Kelima laporan tersebut berasal dari wilayah hukum Polda Metro Jaya, Polres Jakarta Selatan, Jakarta Pusat, Depok, dan Bekasi. Penyidik, lanjutnya, akan kembali memanggil para terlapor untuk melengkapi Berita Acara Pemeriksaan (BAP). Dari pemeriksaan tersebut, polisi akan menentukan apakah akan menetapkan tersangka dan melakukan penahanan.
Namun hingga saat ini, belum ada keterangan resmi dari pihak istana maupun Presiden Jokowi terkait perkembangan penyidikan ini. Sementara itu, pihak-pihak yang melontarkan tuduhan terhadap Jokowi, termasuk Roy Suryo dan Rismon Sianipar, mengaku siap menghadapi proses hukum.

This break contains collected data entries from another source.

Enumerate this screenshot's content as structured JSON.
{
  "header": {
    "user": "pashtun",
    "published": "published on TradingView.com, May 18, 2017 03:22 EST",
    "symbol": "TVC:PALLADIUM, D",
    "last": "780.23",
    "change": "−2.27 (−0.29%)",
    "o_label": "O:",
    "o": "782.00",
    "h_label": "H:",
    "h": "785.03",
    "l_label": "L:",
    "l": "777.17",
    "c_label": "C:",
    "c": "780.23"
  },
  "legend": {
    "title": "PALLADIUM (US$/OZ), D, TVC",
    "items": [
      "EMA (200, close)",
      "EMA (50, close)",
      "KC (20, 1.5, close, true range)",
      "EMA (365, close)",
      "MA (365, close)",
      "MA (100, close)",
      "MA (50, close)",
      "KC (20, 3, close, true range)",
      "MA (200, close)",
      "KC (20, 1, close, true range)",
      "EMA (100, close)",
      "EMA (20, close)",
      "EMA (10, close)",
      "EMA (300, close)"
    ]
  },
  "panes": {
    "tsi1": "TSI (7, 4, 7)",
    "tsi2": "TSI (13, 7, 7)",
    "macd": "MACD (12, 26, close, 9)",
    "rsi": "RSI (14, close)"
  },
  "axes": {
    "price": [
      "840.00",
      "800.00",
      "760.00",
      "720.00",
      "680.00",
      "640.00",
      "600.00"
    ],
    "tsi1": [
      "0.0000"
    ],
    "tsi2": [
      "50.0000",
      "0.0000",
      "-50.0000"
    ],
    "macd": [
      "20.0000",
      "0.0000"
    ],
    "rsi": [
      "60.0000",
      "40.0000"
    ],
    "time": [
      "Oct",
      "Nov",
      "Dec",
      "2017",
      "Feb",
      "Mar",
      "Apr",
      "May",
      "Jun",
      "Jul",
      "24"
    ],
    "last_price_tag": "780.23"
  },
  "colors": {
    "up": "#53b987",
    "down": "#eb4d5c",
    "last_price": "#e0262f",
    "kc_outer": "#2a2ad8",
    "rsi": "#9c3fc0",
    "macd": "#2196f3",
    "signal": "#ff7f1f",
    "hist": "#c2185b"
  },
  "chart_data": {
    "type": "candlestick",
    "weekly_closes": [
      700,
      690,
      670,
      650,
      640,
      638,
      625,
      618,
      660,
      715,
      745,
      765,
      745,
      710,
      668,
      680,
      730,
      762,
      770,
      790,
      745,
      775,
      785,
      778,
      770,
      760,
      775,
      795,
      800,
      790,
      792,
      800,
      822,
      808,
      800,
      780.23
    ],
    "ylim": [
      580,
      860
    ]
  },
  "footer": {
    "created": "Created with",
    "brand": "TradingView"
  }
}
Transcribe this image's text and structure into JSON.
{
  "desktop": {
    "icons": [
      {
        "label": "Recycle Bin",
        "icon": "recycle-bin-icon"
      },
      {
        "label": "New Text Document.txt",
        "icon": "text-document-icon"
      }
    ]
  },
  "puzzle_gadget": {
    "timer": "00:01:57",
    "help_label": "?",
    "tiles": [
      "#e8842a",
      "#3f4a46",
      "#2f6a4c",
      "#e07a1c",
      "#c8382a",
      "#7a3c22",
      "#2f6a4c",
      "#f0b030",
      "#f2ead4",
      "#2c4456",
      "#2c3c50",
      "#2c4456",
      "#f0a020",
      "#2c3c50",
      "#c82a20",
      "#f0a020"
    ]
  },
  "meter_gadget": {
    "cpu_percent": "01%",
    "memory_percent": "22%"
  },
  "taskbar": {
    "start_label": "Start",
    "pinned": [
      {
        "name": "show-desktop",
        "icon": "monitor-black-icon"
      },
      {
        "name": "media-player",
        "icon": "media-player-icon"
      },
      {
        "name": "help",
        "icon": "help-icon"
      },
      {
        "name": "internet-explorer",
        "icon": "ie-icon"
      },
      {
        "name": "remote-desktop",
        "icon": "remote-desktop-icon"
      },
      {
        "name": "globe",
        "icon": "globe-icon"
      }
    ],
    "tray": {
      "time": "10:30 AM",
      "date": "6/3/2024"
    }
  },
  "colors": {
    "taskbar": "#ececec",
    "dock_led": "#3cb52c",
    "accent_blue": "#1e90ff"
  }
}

Analisis Politik: Simbol Legitimasi yang Dipertaruhkan
Sejumlah pengamat menilai bahwa kasus ini bukan hanya soal legalitas dokumen pendidikan, tetapi telah menyentuh akar kepercayaan terhadap institusi kepemimpinan. Dalam sistem demokrasi, legitimasi seorang pemimpin tak hanya bersumber dari pemilu, tetapi juga dari integritas personal dan transparansi publik.
"Ketika seorang mantan presiden enggan menunjukkan hal yang seharusnya mudah diverifikasi, publik bisa kehilangan kepercayaan — bukan hanya pada orangnya, tapi juga pada sistem yang memungkinkan itu terjadi," ujar analis politik dari LIPI dalam diskusi publik belum lama ini.
Dengan posisi Gibran kini sebagai Wakil Presiden, narasi dugaan penyalahgunaan dokumen oleh dua generasi dalam satu keluarga berpotensi memunculkan krisis kepercayaan lanjutan. Belum lagi jika isu ini dimanfaatkan sebagai senjata politik oleh kubu-kubu yang berseberangan menjelang pemilu atau reshuffle kabinet.
Apa Selanjutnya?
Ketegangan publik terkait isu ini kemungkinan besar akan terus berlanjut hingga ada kejelasan hukum. Banyak pihak menyerukan agar pemerintah dan aparat bertindak cepat dan transparan untuk menutup ruang spekulasi yang semakin liar.
Sementara itu, Presiden Prabowo, yang selama ini dikenal berhati-hati dalam menyikapi isu-isu sensitif, berada di bawah tekanan besar — tidak hanya dari publik, tetapi juga dari tokoh-tokoh nasional yang mendesaknya mengambil sikap.
Apakah Prabowo akan mengambil langkah tegas untuk menyelesaikan polemik ini secara terbuka? Atau memilih untuk tetap diam dan membiarkan proses hukum berjalan secara perlahan?
Satu hal yang pasti: publik sedang menunggu — bukan hanya keputusan hukum, tetapi juga sikap kenegarawanan.